Figure 8. Results of applying FFClust to the whole-brain tractography dataset with 1 million streamlines from the OpenNeuro database. The detected clusters were filtered using the PostProcessing sub-module of the Utils module; the filtering criterion shows clusters with a size greater than 150 and a mean length between 50 mm and 60 mm.

Histogram of the filtered clusters

Below is an example that guides you through the process of calculating a histogram to analyse the size of the filtered clusters from the previous step. To run the following command lines, create a script with the name 'testing_postprocessing_histogram.py' in the 'testing_phybers/ffclust_result/' directory, save it, and then execute.

# Import Seaborn and Matplotlib for creating the histogram:
import seaborn as sns
import matplotlib.pyplot as plt

# Import the pandas library to handle data filtering:
import pandas as pd

# Import Python's os library for directory management:
import os

# Read the Excel file into a pandas DataFrame containing the calculated metrics for FFClust clusters:
df_metrics = pd.read_excel(os.path.join('ffclust_result', 'outputs', 'metrics.xlsx'))

# Filtering the clusters with a size greater than 150 and a length in the range from 50 to 60 mm:
filter_df_metrics = df_metrics[(df_metrics['size'] >= 150) & (df_metrics['len'] >= 50) & (df_metrics['len'] <= 60)]

# Set the bin width for the histogram:
bin_width = 100

# Find the maximum and minimum values of the 'size' column in the DataFrame:
max_lens = filter_df_metrics['size'].max()
min_lens = filter_df_metrics['size'].min()

# Create bins with the specified bin width, covering the range from the minimum to maximum 'size' values:
bins = range(min_lens, max_lens + bin_width, bin_width)

# Create a histogram plot using Seaborn, specifying the data, the 'size' column, bins, and visual settings:
sns.histplot(data=filter_df_metrics, x='size', bins=bins, kde=False, edgecolor='black')

# Set the title and labels for the plot:
plt.title('Clusters with a size greater than 150 and a length ranging from 50 to 60 mm')
plt.xlabel('Sizes')
plt.ylabel('Frequency')

# Adjust x-axis tick labels with rotation, alignment, and font size:
plt.xticks(bins, rotation=45, ha='right', fontsize=8)

# Add grid lines on the y-axis with a dashed linestyle and reduced alpha (transparency):
plt.grid(axis='y', linestyle='--', alpha=0.7)

# Display the histogram plot:
plt.show()

Figure 9 displays the expected result. It can be deduced that as the size of clusters for fibers with lengths between 50 and 60 mm increases, the number of fibers decreases.

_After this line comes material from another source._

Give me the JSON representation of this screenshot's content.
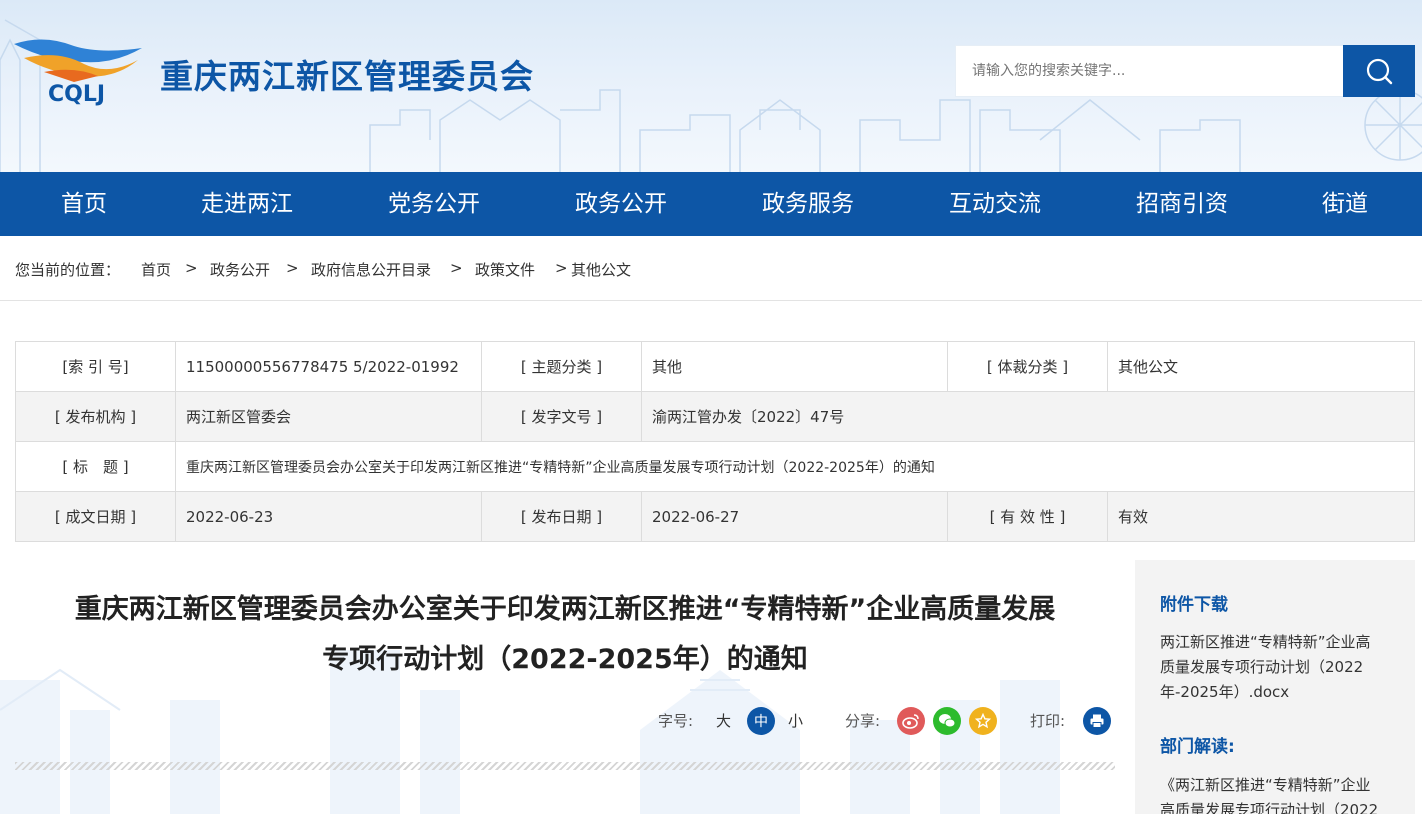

filter_ffclust_150s_50-60l.png

Figure 9. Histogram displaying the sizes of clusters obtained with FFClust that have a size greater than 150 and a length between 50 mm and 60 mm. On the x-axis, the cluster sizes are presented with 100-unit intervals in the range from 150 to 1750, while on the y-axis, the frequency or count of clusters is depicted according to their size.